Most underwear brands that started making underwear made in Australia have since moved production offshore. The economics pushed them there and the consumer didn't notice enough to resist. Barramundies made a different choice: stay local, absorb the higher costs, and let the product quality justify the decision. I think that commitment matters beyond the supply chain argument. It says something about what the brand values and how they think about the product they make.
What I think the underwear made in Australia commitment from Barramundies demonstrates is a long-term view of quality and reputation over short-term margin optimisation. Moving production offshore almost always reduces quality in ways that are subtle initially but become significant over time. Staying local maintains the quality integrity that Barramundies has built their reputation on. That choice is harder economically but better for the product and better for the customer.
A conversation I had with someone in the Australian textile industry put this in context.
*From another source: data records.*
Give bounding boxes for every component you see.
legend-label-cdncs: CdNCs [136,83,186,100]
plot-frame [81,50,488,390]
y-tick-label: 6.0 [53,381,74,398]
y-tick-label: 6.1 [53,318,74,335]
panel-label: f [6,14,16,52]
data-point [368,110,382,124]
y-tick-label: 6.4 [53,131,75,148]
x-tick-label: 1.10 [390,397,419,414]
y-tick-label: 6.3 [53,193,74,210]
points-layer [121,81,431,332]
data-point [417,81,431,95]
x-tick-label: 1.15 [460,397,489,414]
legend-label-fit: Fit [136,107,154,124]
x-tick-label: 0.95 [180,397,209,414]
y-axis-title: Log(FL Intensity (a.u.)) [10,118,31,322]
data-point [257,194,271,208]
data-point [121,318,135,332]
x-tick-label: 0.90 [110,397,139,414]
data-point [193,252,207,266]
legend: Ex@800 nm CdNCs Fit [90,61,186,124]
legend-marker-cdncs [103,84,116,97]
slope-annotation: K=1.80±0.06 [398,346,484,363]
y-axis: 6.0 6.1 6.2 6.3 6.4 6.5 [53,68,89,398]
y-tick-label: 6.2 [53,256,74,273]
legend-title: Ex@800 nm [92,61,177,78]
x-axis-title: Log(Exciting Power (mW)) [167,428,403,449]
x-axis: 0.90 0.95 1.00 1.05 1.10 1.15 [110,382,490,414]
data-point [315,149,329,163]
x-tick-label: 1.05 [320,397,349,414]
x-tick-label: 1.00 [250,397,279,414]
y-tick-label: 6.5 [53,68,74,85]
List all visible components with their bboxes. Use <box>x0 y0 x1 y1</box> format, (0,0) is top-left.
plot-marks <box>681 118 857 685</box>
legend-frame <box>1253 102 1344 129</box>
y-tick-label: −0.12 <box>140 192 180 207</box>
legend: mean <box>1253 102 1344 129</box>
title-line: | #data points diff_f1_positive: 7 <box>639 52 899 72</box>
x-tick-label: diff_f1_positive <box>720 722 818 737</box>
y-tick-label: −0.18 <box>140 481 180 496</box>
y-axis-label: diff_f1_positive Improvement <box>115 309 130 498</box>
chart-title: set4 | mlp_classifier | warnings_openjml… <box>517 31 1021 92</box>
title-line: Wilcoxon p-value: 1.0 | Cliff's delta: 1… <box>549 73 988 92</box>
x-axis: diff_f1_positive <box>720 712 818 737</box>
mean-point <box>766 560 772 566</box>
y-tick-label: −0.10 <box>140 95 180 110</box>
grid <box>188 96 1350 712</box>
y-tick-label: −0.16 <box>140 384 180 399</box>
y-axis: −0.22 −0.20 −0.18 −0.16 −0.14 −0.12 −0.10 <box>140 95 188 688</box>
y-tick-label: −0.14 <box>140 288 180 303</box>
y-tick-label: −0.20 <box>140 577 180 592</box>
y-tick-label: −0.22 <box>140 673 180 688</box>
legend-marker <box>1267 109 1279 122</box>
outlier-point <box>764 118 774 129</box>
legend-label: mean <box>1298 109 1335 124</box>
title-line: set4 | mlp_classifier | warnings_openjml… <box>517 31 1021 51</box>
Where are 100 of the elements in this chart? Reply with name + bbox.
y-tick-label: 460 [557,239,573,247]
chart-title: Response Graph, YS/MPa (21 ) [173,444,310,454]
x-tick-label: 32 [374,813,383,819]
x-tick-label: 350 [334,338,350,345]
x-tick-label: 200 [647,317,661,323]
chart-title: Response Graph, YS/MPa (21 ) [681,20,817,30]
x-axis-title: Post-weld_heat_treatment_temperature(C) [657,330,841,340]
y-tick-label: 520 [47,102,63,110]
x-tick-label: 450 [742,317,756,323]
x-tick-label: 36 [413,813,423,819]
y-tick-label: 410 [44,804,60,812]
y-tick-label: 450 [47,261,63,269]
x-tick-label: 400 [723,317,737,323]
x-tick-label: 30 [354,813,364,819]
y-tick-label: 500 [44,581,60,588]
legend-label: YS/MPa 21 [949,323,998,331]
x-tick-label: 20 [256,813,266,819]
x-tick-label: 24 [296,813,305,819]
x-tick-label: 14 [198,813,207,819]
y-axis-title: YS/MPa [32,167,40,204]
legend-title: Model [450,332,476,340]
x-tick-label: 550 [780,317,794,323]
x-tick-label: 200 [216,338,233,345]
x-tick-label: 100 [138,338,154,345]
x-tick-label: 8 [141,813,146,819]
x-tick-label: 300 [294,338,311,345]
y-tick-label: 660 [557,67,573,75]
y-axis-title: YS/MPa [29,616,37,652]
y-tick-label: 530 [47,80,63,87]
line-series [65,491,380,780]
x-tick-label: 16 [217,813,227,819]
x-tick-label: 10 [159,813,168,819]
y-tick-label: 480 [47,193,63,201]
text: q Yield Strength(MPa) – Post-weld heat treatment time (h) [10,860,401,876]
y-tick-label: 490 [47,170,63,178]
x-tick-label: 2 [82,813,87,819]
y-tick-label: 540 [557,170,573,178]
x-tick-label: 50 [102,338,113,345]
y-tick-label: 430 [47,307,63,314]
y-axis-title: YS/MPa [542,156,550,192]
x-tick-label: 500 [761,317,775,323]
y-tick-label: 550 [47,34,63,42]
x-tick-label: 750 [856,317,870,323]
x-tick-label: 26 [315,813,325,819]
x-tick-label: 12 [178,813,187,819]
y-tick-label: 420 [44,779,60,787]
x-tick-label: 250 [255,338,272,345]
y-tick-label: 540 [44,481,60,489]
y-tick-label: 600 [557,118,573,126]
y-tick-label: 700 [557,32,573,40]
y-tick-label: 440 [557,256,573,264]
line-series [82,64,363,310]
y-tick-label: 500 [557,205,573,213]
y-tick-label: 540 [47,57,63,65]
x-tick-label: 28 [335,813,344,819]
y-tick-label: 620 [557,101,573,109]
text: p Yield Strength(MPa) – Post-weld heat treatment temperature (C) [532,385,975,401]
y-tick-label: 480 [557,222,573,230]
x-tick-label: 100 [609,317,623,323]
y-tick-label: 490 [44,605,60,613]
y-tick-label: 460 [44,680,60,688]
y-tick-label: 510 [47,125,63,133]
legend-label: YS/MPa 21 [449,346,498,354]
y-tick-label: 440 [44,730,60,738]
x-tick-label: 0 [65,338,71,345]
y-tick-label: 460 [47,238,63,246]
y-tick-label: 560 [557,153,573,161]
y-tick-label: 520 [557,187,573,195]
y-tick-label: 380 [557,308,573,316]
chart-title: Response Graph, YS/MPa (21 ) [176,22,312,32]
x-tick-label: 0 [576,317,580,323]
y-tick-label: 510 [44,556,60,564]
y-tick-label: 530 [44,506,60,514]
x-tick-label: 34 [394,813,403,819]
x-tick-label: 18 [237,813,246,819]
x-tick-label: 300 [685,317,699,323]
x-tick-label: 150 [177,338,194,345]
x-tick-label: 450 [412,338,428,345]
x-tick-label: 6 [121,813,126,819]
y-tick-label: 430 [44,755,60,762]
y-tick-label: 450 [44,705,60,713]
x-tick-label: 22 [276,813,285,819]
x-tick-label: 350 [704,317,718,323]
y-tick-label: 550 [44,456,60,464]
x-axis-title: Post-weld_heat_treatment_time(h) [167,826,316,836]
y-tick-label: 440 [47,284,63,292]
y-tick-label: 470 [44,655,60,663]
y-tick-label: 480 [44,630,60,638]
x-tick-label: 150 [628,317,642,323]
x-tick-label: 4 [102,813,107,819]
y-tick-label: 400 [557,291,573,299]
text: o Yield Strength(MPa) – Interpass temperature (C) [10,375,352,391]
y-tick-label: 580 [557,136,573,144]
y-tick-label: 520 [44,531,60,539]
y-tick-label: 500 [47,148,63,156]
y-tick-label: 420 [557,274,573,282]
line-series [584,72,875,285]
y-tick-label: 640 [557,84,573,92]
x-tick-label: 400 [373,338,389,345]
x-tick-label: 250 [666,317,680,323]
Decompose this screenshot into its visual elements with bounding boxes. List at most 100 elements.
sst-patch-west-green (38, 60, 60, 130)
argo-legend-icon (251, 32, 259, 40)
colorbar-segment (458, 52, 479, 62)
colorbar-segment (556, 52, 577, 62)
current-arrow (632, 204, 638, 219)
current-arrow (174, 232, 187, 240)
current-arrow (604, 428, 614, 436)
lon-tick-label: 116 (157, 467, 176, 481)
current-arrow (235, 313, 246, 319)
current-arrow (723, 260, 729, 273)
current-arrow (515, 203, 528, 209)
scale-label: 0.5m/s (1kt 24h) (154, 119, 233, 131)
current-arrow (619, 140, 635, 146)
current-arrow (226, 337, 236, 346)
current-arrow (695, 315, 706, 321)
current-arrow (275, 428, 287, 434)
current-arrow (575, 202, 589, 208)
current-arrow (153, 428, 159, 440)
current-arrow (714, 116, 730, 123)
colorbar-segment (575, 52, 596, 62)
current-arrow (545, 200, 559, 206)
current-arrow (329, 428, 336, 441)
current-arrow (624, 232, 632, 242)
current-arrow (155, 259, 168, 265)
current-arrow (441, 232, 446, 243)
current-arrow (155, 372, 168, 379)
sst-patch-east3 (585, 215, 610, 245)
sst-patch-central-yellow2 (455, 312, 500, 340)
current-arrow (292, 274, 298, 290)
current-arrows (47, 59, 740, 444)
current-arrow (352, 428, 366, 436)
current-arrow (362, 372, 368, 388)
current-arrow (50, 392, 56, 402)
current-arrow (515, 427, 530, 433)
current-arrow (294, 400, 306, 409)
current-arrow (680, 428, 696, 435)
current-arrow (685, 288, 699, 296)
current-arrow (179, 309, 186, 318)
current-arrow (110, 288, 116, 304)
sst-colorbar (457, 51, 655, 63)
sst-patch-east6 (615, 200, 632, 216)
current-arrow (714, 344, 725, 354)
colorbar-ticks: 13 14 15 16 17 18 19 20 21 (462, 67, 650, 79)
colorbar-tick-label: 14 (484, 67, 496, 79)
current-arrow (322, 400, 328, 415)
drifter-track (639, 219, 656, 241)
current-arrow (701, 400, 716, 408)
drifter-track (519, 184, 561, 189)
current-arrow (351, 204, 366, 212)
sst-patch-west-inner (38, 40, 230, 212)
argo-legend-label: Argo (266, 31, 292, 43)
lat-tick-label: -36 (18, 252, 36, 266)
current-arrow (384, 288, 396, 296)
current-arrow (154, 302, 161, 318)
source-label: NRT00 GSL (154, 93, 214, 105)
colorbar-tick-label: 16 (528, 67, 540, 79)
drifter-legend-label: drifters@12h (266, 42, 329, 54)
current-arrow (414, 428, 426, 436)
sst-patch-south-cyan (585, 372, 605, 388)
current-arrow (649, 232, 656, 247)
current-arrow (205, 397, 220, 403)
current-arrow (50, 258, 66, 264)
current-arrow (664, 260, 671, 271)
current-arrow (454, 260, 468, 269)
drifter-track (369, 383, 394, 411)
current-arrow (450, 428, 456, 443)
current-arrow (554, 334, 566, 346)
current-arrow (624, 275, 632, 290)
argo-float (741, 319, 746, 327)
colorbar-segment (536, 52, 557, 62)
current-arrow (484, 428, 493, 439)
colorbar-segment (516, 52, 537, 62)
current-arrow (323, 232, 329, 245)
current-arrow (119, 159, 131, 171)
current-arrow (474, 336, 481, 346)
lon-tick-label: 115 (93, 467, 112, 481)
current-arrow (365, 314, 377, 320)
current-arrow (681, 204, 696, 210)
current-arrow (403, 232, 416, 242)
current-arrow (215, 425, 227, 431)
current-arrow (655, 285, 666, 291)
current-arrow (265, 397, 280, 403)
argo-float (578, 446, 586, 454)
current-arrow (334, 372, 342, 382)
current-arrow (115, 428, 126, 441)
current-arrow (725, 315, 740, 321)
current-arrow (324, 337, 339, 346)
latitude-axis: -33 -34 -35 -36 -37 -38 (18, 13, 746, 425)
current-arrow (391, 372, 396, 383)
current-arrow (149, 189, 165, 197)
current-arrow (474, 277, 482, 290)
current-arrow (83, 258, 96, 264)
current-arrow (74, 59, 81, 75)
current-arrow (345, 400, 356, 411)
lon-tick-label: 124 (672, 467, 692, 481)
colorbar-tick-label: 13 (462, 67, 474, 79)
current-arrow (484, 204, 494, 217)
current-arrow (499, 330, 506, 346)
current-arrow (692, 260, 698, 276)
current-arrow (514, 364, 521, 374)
They said fewer brands are making underwear made in Australia now than at any point in the past 40 years. The ones that remain are either niche operators or brands with a genuine quality commitment that justifies the cost. Barramundies fits the second category: a brand that's made the business case for local production through product quality rather than just through sentiment.
From my experience, buying underwear made in Australia from Barramundies is both a quality decision and a values decision. The quality is there regardless of where it's made. The local manufacturing is an additional reason to back the product. Proud to make it here when everyone else gave up is not a marketing line. It's a description of a choice that costs more and delivers more. That's the kind of brand worth supporting.